One study published by the Mayo Clinic in August found that nearly half of long Covid patients have the same symptoms and meet the criteria for a myalgic encephalomyelitis diagnosis — also known as chronic fatigue.
Meanwhile, researchers at the universities of Manchester and Warwick, writing an opinion piece in The Lancet Regional Health, Europe on Tuesday, noted that “any symptoms of long Covid have a significant overlap with the perimenopause and menopause, both of which affect women of all ages.”
Brain fog, which is a persistent symptom of long Covid, is also common among women going through the menopause.
Dr Wearmouth suggested that long Covid is a “new evolving multi-system disease that is going to pose a significant challenge to health services for years to come”.
“I can see there are going to be people specialising in the many aspects of long Covid for decades. The more they study, the more they’re going to find out about it,” she said.
“Sorting out what is long Covid and what isn’t long Covid is going to take up the next 10 years of the NHS as far as I can see… How the NHS and social care cope with this demand remains to be seen.”
Medical attention is increasingly turning to the long-term effects of coronavirus as countries around the world emerge from the pandemic, leaving the spectre of long Covid hanging over health services around the world.
However, efforts to determine the true scale of the problem have proved difficult so far.
Around 1.1m people in the UK reported experiencing long Covid as of early September, according to the latest data from the Office for National Statistics (ONS) — equivalent to around one in 40 people in Britain.
But other research has suggested the disease could be far wider-ranging.
A study published in September estimated that one in three people infected with coronavirus will experience at least one symptom of long Covid.
Researchers at the University of Oxford, the National Institute for Health Research (NIHR) and the Oxford Health Biomedical Research Centre (BRC) studied more than 270,000 people recovering from coronavirus in the US.
They found that 37 per cent of patients had at least one long Covid symptom diagnosed three to six months after infection.
Scientists have also voiced concerns that high infection rates could have a knock-on effect on long Covid rates, after WHO warned in March that long-term symptoms may be experienced with people who suffered only mild symptoms while infected with coronavirus.
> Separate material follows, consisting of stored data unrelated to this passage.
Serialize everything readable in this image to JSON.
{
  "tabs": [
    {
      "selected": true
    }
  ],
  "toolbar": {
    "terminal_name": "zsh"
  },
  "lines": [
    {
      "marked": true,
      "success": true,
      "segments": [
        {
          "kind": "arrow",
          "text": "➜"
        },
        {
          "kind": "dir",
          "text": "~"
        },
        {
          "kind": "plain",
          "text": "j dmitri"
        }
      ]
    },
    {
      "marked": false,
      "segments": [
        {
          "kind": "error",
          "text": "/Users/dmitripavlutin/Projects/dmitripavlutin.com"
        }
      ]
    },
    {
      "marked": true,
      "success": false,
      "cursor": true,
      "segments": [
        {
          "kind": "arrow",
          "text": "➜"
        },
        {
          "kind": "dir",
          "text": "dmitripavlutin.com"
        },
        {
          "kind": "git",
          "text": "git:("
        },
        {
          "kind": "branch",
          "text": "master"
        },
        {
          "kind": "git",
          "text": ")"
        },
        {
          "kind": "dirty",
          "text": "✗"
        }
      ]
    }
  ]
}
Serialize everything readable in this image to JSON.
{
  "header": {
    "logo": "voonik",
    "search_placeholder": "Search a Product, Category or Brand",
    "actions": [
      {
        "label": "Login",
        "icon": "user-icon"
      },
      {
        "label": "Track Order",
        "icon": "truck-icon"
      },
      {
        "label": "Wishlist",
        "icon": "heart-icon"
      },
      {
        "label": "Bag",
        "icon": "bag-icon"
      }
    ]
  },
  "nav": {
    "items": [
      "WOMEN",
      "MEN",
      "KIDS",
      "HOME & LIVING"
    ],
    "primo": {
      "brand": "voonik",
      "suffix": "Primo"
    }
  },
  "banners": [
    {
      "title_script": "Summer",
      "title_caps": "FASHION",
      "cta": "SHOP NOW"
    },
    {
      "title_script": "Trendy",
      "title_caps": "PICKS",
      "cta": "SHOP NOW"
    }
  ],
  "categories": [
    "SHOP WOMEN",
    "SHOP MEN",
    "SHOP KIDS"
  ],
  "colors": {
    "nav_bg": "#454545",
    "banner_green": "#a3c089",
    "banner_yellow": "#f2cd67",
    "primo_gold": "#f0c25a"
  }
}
“Long Covid is not necessarily related to the severity of the initial infection, so if more people are infected, more risk developing long Covid,” said Dr Wearmouth. “Vaccination can significantly reduce this risk.”
Covid infection rates have settled in the UK over the past week, though they remain relatively high, with a further 33,865 cases reported on Wednesday.
Ravi Gupta, a professor of clinical microbiology at the University of Cambridge, said on Tuesday that high infection rates could cause long-term problems for children.
“I’m worried about the lack of appreciation of the negative impacts of mass infection in children, such as Long Covid and the risks of new variants emerging,” he told The Guardian.
The NHS announced over the summer that it would plug £100m into 15 specialist long Covid clinics for children and young people, while the Government has pledged an extra £20m to support new studies into the disease.
There are currently 90 specialist long Covid clinics across England — though there are zero in Scotland and Wales, and just one in Northern Ireland.